С каким-нибудь "Перно" четырнадцатого года.
— Значит, тетушка, ключевое слово — гипербатон?
— Какой же миропорядочности ждать от селекции? Ты не находишь,
что я крупновата для маркитантки? Меня роднит с ролью только мокрый башмак.
Помнишь, как говорил Наполеон?

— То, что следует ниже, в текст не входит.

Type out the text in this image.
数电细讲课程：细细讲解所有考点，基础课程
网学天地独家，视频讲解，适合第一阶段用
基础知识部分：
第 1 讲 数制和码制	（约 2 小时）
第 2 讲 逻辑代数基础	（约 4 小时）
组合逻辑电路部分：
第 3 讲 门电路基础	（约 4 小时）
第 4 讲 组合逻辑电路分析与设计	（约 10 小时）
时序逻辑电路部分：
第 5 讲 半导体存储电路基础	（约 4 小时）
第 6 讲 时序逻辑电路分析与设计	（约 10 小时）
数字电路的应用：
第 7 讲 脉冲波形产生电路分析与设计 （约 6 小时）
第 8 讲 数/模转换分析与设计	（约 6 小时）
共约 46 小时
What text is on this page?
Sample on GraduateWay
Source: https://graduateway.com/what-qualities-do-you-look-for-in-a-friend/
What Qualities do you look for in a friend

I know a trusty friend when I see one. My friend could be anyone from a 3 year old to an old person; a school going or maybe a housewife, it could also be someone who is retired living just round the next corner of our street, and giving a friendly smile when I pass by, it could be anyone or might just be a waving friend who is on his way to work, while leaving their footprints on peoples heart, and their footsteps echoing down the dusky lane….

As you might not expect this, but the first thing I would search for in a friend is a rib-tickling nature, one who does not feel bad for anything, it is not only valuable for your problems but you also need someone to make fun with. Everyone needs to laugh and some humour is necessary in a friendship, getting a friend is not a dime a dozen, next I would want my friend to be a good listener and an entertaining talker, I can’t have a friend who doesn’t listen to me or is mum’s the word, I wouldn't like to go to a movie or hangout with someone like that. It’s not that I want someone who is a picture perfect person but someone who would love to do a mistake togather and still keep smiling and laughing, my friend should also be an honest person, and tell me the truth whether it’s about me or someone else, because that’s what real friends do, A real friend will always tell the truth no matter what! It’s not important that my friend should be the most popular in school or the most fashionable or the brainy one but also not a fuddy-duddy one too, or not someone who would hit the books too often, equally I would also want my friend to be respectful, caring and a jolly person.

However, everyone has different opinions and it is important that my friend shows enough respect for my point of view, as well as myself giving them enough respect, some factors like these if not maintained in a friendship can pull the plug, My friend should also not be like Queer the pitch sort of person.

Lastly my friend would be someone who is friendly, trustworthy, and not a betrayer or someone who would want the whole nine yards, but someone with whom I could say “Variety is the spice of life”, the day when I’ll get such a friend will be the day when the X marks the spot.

Я слишком для вас велик!
И ветер странствий, стреножив пред путешествующими — ералаш
лестниц и треков под кресла-велосипеды... и сбивчивость дыхания... и вольность
духа — на вершине... когда-нибудь умаслит их комбинацией из трех рак, отсеченных
покоем... трех лож, тлеющих — в мелком отсеке покоя, в распаде марлевых лучей и
сигналящих штор — сигнатур на растворе неумаляемого... неумолимого
ультрамарина. Но два отшельника непреложны: узрев в дали коридора — бесчестье,
обнажившиеся ножи — попятились... сквозь плен бредущих на юг деревьев с
ветшающим вещмешком за плечами — на холод свободы... на воскресенье, где время
разъято — и сроки не приближаются...
Но какой гул площади — в многофигурности фраз!
На юг, в сердце жизни! В фок-сосны, в фок-строты... на белую
плитку крапленной кипреем дороги к морю... в золотую пыль, завинчивающуюся — в
чье-то присутствие!
А третий срезан — вам на счастье: Длинношеий Шут — задраив люки
век... или мыш его знает — Ангел Спящий в черной полосе муниципальной пижамы,
забыв о крутящихся под манишкой бобинах с шумовыми эффектами, с бронхитной
руладой...
И Старая Генриетта, глуша свое пернатое горло, перетряхивается на
шиповник:
— Ш-шш! Наконец они прорвали бессонницу — и опрокинули его!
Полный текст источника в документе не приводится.